Let’s get one thing straight: there is nothing moderate about hell. If the true extent of danger is not declared, the urgent call away from that danger will not be understood. If there is no fear of the Hell I deserve for my sin, then I will never hunger for grace. It’s a counterbalance; an equal moderation. Whilst searching the web for scripture and quotes for this essay, I chanced a great quote from a man named D A Carson. He says:
“We cherish the indiscipline of lost self-control and call it relaxation; we slouch toward prayerlessness and delude ourselves into thinking we have escaped legalism; we slide toward godlessness and convince ourselves we have been liberated."
Now, I’ve never heard of anyone by the name of D A Carson, but I agree with this obvious Scripturally-educated man. In 2 Peter 2 it says this:
“While promising them liberty, they themselves are the slaves of corruption, for by what a man is overcome, by that is he brought into bondage.”
False freedoms are found over centuries, in hundreds of historical writings, and in every country. Political leaders have long since used this tactic to ensure votes from their governed. Many people don’t even catch it. Karl Marx, the founder of Marxism (the original idea behind Communism), once said in an address:
“Workers of the world unite! You have nothing to lose but your shackles!”
And well, they did unite. But, as the history books say, the Marxist “liberation “, resulted in 70 years of slavery for Russia and the subjugation of her neighbors. Nice one, Karl.
So, I think the topic of hell and damnation should be discussed in every church, with all age groups, and all mindsets. There is not one person in the entire world that will not benefit from a hellfire and brimstone sermon. But, if being told that you are a sinful creature deserving of hell by your pastor isn’t your thing, you could always just read Revelation and hear it for yourself. Revelation is basically one big, hellfire and brimstone sermon. Fire and brimstone frequently appear as agents of divine wrath throughout the book mostly in chapters 19–21, where the devil and the ungodly are cast into a lake of fire and brimstone as an eternal punishment:
“But the cowardly, the unbelieving, the vile, the murderers, the sexually immoral, those who practice magic arts, the idolaters and all liars—they will be consigned to the fiery lake of burning sulfur. This is the second death.”
- Rev. 21:8
Who of us has ever been cowardly? Who has ever had any doubts? Who of us can say in truth that they have never lied? None.

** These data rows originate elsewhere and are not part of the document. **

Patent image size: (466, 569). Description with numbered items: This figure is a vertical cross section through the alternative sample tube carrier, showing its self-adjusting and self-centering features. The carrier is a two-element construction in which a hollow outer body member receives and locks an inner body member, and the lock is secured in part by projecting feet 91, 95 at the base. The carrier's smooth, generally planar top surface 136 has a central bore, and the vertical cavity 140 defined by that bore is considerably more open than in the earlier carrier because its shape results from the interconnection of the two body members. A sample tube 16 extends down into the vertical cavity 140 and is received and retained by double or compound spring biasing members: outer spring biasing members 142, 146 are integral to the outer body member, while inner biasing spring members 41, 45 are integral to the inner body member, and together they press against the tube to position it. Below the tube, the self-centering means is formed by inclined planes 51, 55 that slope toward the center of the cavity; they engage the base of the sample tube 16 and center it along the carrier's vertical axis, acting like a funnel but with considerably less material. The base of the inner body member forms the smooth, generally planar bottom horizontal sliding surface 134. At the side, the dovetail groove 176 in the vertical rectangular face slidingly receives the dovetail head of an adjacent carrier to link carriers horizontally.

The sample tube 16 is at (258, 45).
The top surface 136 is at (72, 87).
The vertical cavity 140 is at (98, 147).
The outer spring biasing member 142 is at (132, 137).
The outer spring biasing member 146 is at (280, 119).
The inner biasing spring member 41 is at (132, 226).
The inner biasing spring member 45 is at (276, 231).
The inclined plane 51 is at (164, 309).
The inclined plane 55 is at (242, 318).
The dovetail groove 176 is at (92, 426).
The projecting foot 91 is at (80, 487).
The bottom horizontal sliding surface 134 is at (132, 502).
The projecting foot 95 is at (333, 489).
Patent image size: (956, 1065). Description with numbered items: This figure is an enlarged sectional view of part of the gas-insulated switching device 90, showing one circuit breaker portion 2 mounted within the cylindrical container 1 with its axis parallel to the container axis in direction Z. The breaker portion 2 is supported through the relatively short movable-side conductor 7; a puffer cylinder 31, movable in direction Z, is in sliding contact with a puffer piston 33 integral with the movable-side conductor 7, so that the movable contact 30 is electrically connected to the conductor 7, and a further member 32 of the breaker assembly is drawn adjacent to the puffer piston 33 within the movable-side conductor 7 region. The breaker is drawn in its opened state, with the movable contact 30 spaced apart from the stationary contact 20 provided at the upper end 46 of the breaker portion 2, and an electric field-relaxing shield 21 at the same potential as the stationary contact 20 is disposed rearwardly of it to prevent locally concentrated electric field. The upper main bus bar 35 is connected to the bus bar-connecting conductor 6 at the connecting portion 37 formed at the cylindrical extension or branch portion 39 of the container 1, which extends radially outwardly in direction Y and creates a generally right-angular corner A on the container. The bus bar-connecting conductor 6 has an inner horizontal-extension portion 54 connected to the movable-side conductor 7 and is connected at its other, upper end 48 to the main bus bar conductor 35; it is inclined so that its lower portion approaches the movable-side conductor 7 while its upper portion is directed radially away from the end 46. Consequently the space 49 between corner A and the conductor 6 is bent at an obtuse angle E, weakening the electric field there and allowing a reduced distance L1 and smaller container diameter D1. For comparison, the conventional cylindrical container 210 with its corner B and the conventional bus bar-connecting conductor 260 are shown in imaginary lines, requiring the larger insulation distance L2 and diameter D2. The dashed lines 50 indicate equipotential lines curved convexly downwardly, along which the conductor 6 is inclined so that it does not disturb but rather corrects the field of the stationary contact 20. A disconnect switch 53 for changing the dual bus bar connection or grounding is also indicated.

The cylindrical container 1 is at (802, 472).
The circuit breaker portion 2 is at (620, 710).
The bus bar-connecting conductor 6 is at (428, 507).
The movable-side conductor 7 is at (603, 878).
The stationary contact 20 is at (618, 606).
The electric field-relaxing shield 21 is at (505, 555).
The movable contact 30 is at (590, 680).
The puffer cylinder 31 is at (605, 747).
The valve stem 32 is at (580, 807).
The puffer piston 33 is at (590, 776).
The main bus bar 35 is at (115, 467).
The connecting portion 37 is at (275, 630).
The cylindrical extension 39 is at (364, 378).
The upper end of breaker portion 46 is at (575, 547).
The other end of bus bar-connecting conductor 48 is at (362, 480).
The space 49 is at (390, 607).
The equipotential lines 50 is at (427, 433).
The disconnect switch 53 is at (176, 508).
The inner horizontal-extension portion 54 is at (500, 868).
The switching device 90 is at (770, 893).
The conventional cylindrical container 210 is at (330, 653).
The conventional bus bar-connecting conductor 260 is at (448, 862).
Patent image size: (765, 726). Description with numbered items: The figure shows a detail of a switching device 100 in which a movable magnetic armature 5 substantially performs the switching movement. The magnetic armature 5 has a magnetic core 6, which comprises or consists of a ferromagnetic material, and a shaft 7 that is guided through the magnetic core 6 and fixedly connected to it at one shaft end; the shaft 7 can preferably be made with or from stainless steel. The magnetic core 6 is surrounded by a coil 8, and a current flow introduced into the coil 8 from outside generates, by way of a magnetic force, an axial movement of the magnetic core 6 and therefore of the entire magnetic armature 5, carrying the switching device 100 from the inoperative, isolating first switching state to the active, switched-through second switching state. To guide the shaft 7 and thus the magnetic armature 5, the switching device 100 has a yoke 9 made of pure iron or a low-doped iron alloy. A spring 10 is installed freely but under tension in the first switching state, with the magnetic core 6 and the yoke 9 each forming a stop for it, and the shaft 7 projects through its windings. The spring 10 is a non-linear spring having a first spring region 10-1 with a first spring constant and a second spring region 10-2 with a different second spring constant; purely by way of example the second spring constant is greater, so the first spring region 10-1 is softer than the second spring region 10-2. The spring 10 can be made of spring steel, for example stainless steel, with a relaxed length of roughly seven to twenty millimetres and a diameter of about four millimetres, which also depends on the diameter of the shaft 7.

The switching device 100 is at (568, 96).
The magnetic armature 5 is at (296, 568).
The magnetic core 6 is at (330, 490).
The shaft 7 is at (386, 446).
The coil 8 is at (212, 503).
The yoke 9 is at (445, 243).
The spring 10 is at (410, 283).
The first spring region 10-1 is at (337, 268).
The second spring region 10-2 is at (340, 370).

“For all have sinned and fall short of the glory of God.”
In conclusion, hellfire and brimstone sermons are both effective and inspirational. They change lives and convert souls in ways that most things can’t. I can’t help but think of “The Minister’s Black Veil” in the way that most times, us sinners need something spectacularly un-ordinary to wake us to the fact that we are wallowing in sin and have no exit strategy. Hellfire and brimstone sermons do not only show us how horrible and hideous hell is, but they also open our eyes to how much we really need God’s gift of everlasting grace. And frankly, I think that’s worth listening to.